Bebericavam e conversavam até que , à porta apareceu o do Mercedes.

— Ah! Já cá está! – E dirigindo-se ao João Maria, — e tu, conheces este senhor! Sabes que ele me amachucou o carro?

— Espere lá! Eu estava parado e o senhor é que recuou para cima de mim. Pensei que isso tinha ficado claro.

O do Mercedes sentou-se à mesa, sem cerimónia, e pediu uma Sagres.

— Conheço este senhor, e tu também. Andámos juntos na escola. Não te lembras do Chico Marujinho?

— O Chico Marujinho?! — Surpreendeu-se o do Mercedes. — Eh pá! Estás tão diferente, e a barba…

— E tu, quem és?
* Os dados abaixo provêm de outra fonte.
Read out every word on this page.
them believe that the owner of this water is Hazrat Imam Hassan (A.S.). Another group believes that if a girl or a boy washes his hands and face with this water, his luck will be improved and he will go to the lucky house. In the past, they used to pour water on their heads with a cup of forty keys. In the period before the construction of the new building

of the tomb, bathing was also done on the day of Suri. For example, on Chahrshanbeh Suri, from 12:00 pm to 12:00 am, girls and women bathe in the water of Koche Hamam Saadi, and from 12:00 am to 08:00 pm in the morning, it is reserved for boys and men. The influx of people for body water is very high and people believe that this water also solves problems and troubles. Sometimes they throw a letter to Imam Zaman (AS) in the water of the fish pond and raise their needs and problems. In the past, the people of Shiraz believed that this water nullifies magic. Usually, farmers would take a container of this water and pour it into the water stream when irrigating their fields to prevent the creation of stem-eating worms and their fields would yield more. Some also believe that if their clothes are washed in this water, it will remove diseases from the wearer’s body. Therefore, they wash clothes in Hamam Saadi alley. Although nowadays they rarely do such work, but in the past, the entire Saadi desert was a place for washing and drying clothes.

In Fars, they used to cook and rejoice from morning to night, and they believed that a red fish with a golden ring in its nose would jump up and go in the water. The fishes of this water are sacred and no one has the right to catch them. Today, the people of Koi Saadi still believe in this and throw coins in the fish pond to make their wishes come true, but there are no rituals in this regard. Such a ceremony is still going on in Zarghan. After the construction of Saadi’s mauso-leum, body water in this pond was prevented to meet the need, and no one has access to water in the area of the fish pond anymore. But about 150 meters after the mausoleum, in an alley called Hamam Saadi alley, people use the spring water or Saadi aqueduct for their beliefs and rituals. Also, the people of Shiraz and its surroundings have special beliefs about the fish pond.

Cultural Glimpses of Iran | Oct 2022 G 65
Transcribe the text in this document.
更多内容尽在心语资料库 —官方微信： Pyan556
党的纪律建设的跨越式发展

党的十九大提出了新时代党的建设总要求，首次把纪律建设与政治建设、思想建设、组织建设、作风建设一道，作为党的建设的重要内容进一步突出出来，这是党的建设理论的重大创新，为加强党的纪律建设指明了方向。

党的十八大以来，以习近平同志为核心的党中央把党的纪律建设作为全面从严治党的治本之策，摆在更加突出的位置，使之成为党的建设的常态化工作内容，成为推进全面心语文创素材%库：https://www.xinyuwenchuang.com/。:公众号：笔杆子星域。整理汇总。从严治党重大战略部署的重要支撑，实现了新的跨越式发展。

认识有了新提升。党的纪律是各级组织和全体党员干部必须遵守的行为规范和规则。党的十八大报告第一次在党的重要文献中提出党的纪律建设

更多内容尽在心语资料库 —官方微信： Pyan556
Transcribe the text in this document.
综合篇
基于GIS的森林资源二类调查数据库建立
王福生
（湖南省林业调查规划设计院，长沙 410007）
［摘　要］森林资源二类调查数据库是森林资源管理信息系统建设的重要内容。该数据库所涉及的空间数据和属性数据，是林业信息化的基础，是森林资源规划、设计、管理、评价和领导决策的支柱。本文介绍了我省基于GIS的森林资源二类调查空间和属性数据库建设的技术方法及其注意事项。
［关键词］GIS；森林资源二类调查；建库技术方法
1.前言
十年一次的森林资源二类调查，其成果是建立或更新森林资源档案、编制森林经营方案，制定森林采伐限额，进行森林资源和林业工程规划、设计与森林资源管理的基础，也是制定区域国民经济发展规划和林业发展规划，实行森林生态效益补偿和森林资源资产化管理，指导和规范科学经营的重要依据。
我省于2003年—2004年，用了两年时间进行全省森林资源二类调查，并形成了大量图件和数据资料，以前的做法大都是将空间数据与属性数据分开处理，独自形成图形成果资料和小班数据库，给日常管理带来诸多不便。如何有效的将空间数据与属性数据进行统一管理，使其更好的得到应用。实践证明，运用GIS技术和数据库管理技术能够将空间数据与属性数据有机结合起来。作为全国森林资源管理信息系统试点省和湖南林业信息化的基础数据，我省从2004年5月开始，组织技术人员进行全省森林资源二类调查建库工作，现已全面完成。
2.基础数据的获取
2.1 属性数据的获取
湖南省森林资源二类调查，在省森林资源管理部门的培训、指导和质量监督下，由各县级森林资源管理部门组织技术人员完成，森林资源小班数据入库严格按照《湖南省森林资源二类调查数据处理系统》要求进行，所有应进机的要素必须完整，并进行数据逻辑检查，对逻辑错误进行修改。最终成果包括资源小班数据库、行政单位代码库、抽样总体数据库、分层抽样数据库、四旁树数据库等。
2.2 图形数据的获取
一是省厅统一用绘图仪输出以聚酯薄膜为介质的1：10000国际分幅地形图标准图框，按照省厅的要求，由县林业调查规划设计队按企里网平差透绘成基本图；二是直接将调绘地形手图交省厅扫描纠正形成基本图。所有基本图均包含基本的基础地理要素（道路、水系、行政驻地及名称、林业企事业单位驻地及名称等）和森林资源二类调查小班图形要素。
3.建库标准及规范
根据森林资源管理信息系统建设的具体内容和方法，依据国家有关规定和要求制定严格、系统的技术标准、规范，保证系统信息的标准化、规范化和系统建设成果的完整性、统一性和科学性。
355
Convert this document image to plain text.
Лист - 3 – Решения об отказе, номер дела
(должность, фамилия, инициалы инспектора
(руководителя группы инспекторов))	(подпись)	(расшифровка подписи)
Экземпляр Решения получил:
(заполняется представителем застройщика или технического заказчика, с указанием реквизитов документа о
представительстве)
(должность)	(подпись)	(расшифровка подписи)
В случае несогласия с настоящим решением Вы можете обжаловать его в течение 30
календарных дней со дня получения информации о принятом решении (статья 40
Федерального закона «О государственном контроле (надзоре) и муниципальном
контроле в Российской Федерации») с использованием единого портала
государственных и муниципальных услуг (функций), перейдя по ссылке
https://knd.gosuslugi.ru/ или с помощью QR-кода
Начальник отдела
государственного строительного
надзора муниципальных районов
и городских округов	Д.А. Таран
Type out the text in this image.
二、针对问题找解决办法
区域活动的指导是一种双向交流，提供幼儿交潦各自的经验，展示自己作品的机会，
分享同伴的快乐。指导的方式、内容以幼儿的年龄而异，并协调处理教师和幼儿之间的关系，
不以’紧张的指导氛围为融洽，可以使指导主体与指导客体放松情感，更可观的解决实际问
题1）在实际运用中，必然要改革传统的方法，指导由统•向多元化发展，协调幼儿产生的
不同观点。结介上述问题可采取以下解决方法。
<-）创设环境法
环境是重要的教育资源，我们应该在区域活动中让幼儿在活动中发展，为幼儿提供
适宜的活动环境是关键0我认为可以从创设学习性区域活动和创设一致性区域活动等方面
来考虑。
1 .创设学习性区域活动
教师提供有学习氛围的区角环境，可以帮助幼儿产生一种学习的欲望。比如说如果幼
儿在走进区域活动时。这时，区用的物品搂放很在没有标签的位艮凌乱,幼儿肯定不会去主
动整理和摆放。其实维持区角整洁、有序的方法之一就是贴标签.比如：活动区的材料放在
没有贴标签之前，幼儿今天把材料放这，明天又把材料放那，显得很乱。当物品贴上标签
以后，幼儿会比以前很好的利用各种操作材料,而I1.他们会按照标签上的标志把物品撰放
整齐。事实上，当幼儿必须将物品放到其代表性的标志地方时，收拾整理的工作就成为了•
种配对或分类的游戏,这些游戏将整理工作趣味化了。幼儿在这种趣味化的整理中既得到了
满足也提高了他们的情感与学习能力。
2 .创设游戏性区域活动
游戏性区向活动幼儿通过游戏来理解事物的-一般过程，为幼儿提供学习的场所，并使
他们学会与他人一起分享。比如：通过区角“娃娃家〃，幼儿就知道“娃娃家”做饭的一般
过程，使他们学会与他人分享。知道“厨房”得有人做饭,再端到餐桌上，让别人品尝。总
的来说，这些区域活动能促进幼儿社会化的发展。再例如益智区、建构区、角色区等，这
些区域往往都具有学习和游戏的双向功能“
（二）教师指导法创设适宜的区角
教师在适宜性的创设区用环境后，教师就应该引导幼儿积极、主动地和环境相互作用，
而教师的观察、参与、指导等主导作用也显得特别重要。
José Moreira — recordando a anotação — não me lembro.

— Pois calculo que não, que não te lembres. Morava aqui, no Degoladoiro… — Apontou para a colina; e passando o lenço de mão pela cabeça lisa, acrescentou em desabafo que, noutro tempo, tinha mais cabelo. Zé da Moleira.

— Ah, sim, olhando-te melhor… O Zé da Moleira!

Na estrada tinha-lhe ficado aquela impressão que, mais cedo ou mais tarde, nos invade a todos. “Parece-me uma cara conhecida. De onde é que o conheço? Será da tropa?”

— Sim, sem dúvida. Imaginando-te naquele tempo. Então o que fazes agora, moras por cá?

— Olha, cá e lá! Tenho por aqui uns frigoríficos e compro percebes e lagostas para umas cervejarias de Lisboa.

— E quanto ao toque no carro? Estive a ver o teu jipe e não se nota nada! O que ficou pior foi o meu Mercedes que tenho de mandar arranjar.

— Mas foi um acidente? Como? — O João Maria esperando pormenores.

Ao que o Zé da Moleira respondeu: “Foi aqui o Chico que me deu cabo do fecho da mala”.

— Outra vez! — Interrompeu o Chico. — Eu estava parado. Se quiseres fazer a Participação Amigável, faz-se.

— Eh! Deixa, ficamos assim. Cada um paga o seu e pronto. — E aproximando-se do ouvido do Chico — E tu também não viste nada, não é? Quero dizer, não tiveste tempo de ver nada.

— Tu viste que eu vi e eu sei bem o que vi. Portanto…— Chico, encolhendo os ombros, mas querendo deixar claro que a situação poderia trazer complicações para o outro.

O João Maria virava a cabeça ora para um ora para o outro, sem perceber bem o que se estava a passar.

— Bem… Então ficamos quites ou não? Olha, gostei de te voltar a ver. Pagas a minha cerveja. Vou à minha vida.

Chico viu com alívio o afastamento da melga do Zé da Moleira. “Ficamos quites!”. Lata não lhe faltava. Por ele estava bem. Acabava-se de vez com aquele assunto que até se podia complicar… para o “exportador de marisco”, claro. No entanto não quis fazer grandes adiantamentos ao João.

— Queres mais uma? Ah não? Então vamos andando? Olha, arranja-me lá os contactos desses amigos, pode ser que me façam a obra.